A escolta começou nas primeiras horas do dia e seguiu até o Aeroporto Internacional do Galeão, na Ilha do Governador, de onde os presos embarcaram em um avião do Sistema Penitenciário Federal (SPF). Segundo o Ministério da Justiça, os detentos foram levados inicialmente para o presídio federal de Catanduvas (PR) e, posteriormente, serão redistribuídos entre as unidades de Mossoró (RN), Campo Grande (MS), Brasília (DF) e Porto Velho (RO).
A transferência, autorizada pela Vara de Execuções Penais do Tribunal de Justiça do Rio de Janeiro, foi solicitada pelo Ministério da Justiça e pela Secretaria de Administração Penitenciária (Seap-RJ). O objetivo é interromper a comunicação entre os líderes e as bases da facção, que atua em comunidades de diversas regiões do estado.
“O isolamento de lideranças é uma medida essencial para conter a articulação de ataques e reduzir a influência dessas organizações dentro e fora das prisões”, afirmou o governo fluminense em nota.
De acordo com a Secretaria Nacional de Políticas Penais (Senappen), o Rio de Janeiro agora é o estado com o maior número de presos sob custódia federal, totalizando 66 detentos de alta periculosidade. Somente em 2025, já foram realizadas 19 novas inclusões no sistema federal.

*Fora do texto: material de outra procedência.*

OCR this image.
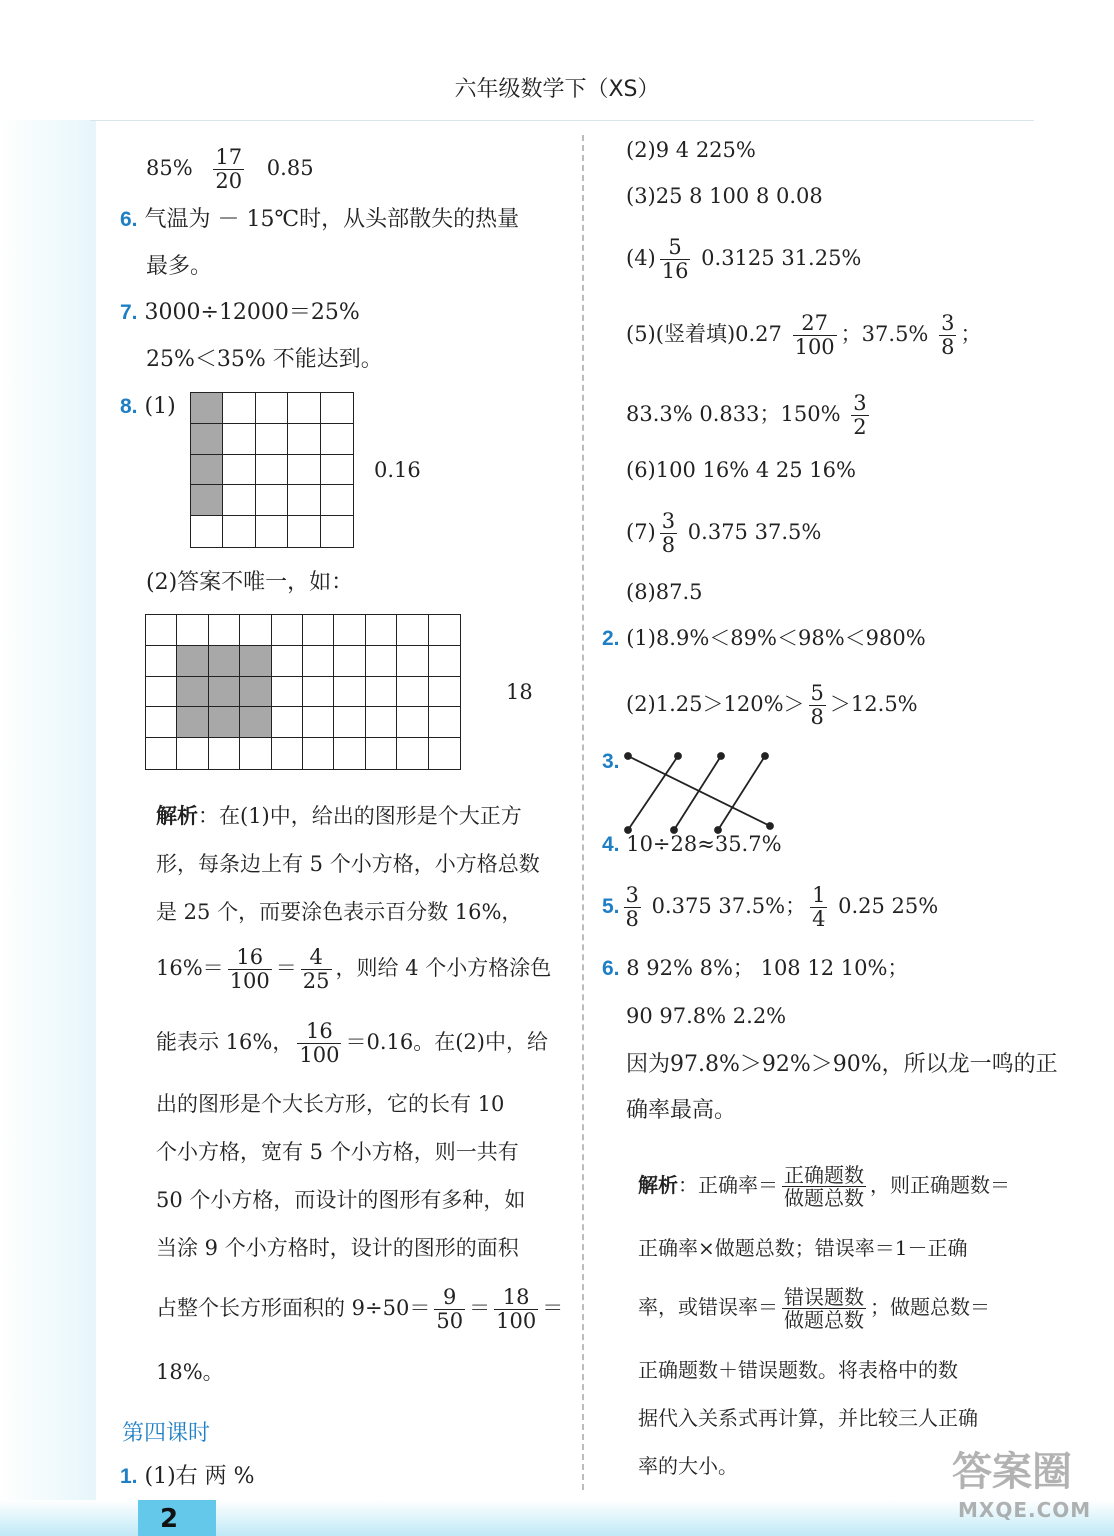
六年级数学下（XS）
$85\% \frac{17}{20} 0.85$
6. 气温为 － 15℃时，从头部散失的热量
最多。
7. 3000÷12000＝25%
25%＜35% 不能达到。
8. (1)
0.16
(2)答案不唯一，如：
18
解析：在(1)中，给出的图形是个大正方
形，每条边上有 5 个小方格，小方格总数
是 25 个，而要涂色表示百分数 16%，
$16\%= \frac{16}{100} = \frac{4}{25}$ ，则给 4 个小方格涂色
能表示 16%， $\frac{16}{100} =0.16$。在(2)中，给
出的图形是个大长方形，它的长有 10
个小方格，宽有 5 个小方格，则一共有
50 个小方格，而设计的图形有多种，如
当涂 9 个小方格时，设计的图形的面积
占整个长方形面积的 $9\div 50= \frac{9}{50} = \frac{18}{100}$ ＝
18%。
第四课时
1. (1)右 两 %
(2)9 4 225%
(3)25 8 100 8 0.08
$(4) \frac{5}{16} 0.3125$ 31.25%
(5)(竖着填)$0.27 \frac{27}{100}$ ；$37.5\% \frac{3}{8}$ ；
83.3% 0.833；$150\% \frac{3}{2}$
(6)100 16% 4 25 16%
$(7) \frac{3}{8} 0.375$ 37.5%
(8)87.5
2. (1)8.9%＜89%＜98%＜980%
$(2)1.25>120\%> \frac{5}{8} >12.5\%$
3.
4. 10÷28≈35.7%
5. $\frac{3}{8} 0.375$ 37.5%； $\frac{1}{4} 0.25$ 25%
6. 8 92% 8%； 108 12 10%；
90 97.8% 2.2%
因为97.8%＞92%＞90%，所以龙一鸣的正
确率最高。
解析：正确率＝ $\frac{\text{正确题数}}{\text{做题总数}}$ ，则正确题数＝
正确率×做题总数；错误率＝1－正确
率，或错误率＝ $\frac{\text{错误题数}}{\text{做题总数}}$ ；做题总数＝
正确题数＋错误题数。将表格中的数
据代入关系式再计算，并比较三人正确
率的大小。
2
答案圈
MXQE.COM
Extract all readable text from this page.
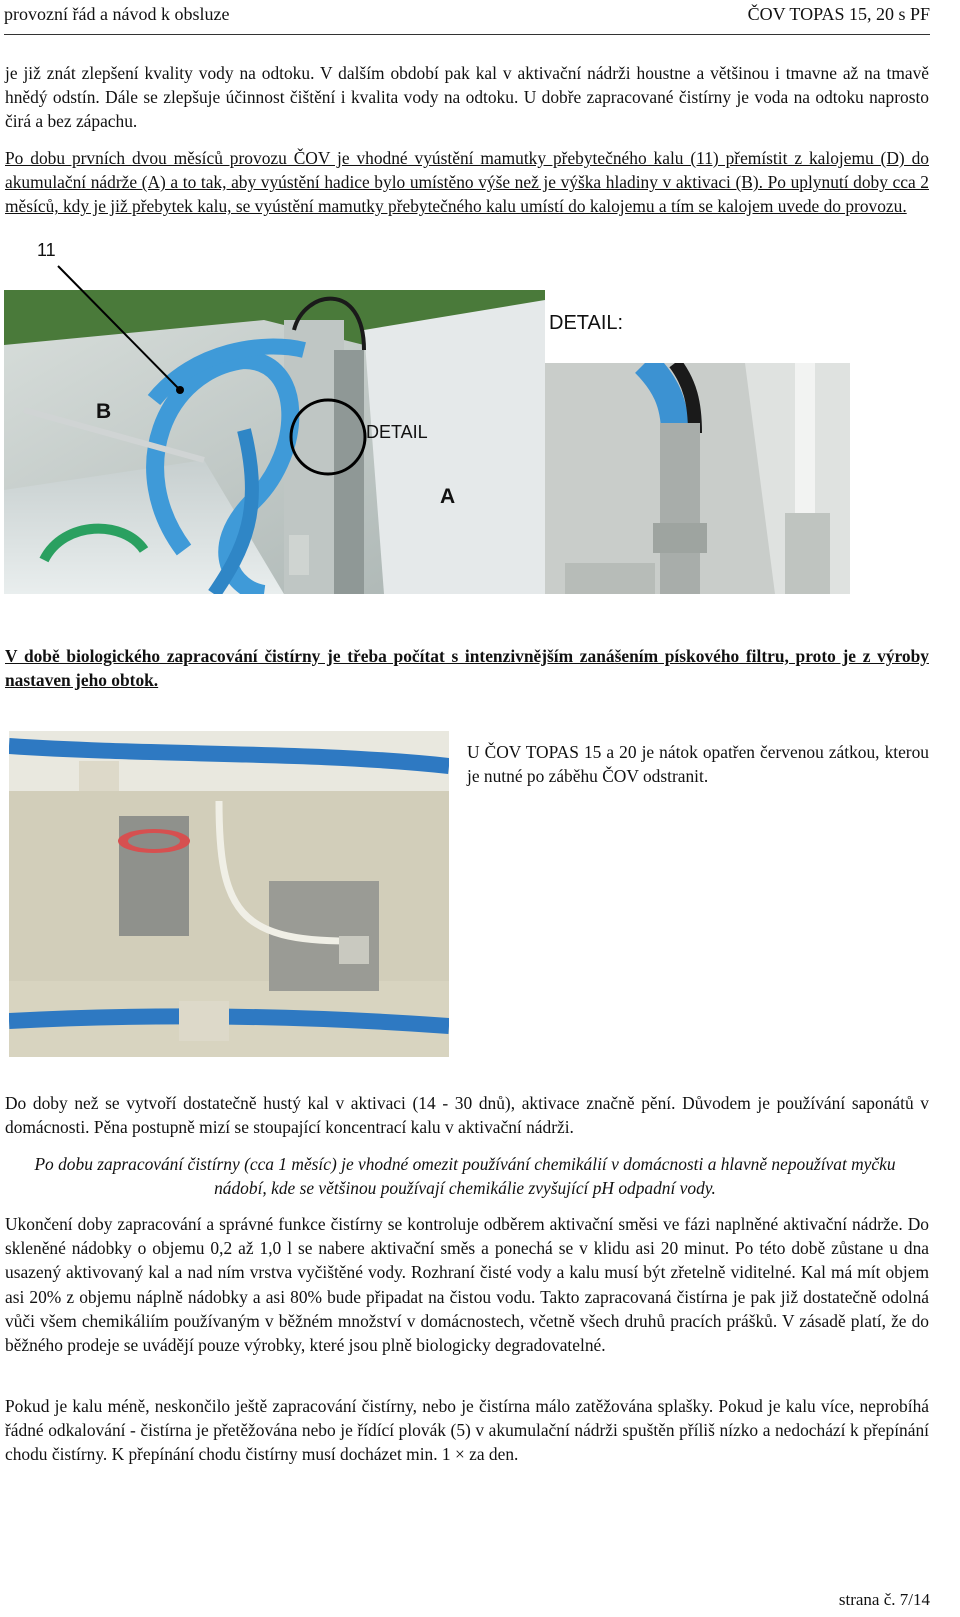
provozní řád a návod k obsluze	ČOV TOPAS 15, 20 s PF

je již znát zlepšení kvality vody na odtoku. V dalším období pak kal v aktivační nádrži houstne a většinou i tmavne až na tmavě hnědý odstín. Dále se zlepšuje účinnost čištění i kvalita vody na odtoku. U dobře zapracované čistírny je voda na odtoku naprosto čirá a bez zápachu.

Po dobu prvních dvou měsíců provozu ČOV je vhodné vyústění mamutky přebytečného kalu (11) přemístit z kalojemu (D) do akumulační nádrže (A) a to tak, aby vyústění hadice bylo umístěno výše než je výška hladiny v aktivaci (B). Po uplynutí doby cca 2 měsíců, kdy je již přebytek kalu, se vyústění mamutky přebytečného kalu umístí do kalojemu a tím se kalojem uvede do provozu.

11
B
DETAIL
A
DETAIL:

V době biologického zapracování čistírny je třeba počítat s intenzivnějším zanášením pískového filtru, proto je z výroby nastaven jeho obtok.

U ČOV TOPAS 15 a 20 je nátok opatřen červenou zátkou, kterou je nutné po záběhu ČOV odstranit.

Do doby než se vytvoří dostatečně hustý kal v aktivaci (14 - 30 dnů), aktivace značně pění. Důvodem je používání saponátů v domácnosti. Pěna postupně mizí se stoupající koncentrací kalu v aktivační nádrži.

Po dobu zapracování čistírny (cca 1 měsíc) je vhodné omezit používání chemikálií v domácnosti a hlavně nepoužívat myčku nádobí, kde se většinou používají chemikálie zvyšující pH odpadní vody.

Ukončení doby zapracování a správné funkce čistírny se kontroluje odběrem aktivační směsi ve fázi naplněné aktivační nádrže. Do skleněné nádobky o objemu 0,2 až 1,0 l se nabere aktivační směs a ponechá se v klidu asi 20 minut. Po této době zůstane u dna usazený aktivovaný kal a nad ním vrstva vyčištěné vody. Rozhraní čisté vody a kalu musí být zřetelně viditelné. Kal má mít objem asi 20% z objemu náplně nádobky a asi 80% bude připadat na čistou vodu. Takto zapracovaná čistírna je pak již dostatečně odolná vůči všem chemikáliím používaným v běžném množství v domácnostech, včetně všech druhů pracích prášků. V zásadě platí, že do běžného prodeje se uvádějí pouze výrobky, které jsou plně biologicky degradovatelné.

Pokud je kalu méně, neskončilo ještě zapracování čistírny, nebo je čistírna málo zatěžována splašky. Pokud je kalu více, neprobíhá řádné odkalování - čistírna je přetěžována nebo je řídící plovák (5) v akumulační nádrži spuštěn příliš nízko a nedochází k přepínání chodu čistírny. K přepínání chodu čistírny musí docházet min. 1 × za den.

strana č. 7/14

A decisão foi tomada após os recentes ataques no Complexo do Alemão e na Penha, ocorridos em represália a operações policiais.
Entre os criminosos transferidos estão:
- Roberto de Souza Brito, o Irmão Metralha – liderança do Complexo do Alemão;
- Arnaldo da Silva Dias, o Naldinho – responsável pela “caixinha” da facção em Resende;
- Alexander de Jesus Carlos, o Choque ou Coroa – integrante do tráfico no Alemão;
- Marco Antônio Pereira Firmino, o My Thor – do Morro Santo Amaro;
- Fabrício de Melo de Jesus, o Bicinho – de Volta Redonda;
- Carlos Vinícius Lírio da Silva, o Cabeça – de Niterói;
- Eliezer Miranda Joaquim, o Criam – liderança na Baixada Fluminense.
Ao todo, os sete condenados acumulam penas que ultrapassam 500 anos de prisão. A operação envolveu cerca de 40 agentes do GIT, além do suporte aéreo da Polícia Federal e monitoramento em tempo real pelo Centro Integrado de Comando e Controle (CICC-RJ).
A imagem capturada mostra o momento em que os presos foram posicionados na pista do aeroporto sob forte esquema de segurança antes do embarque.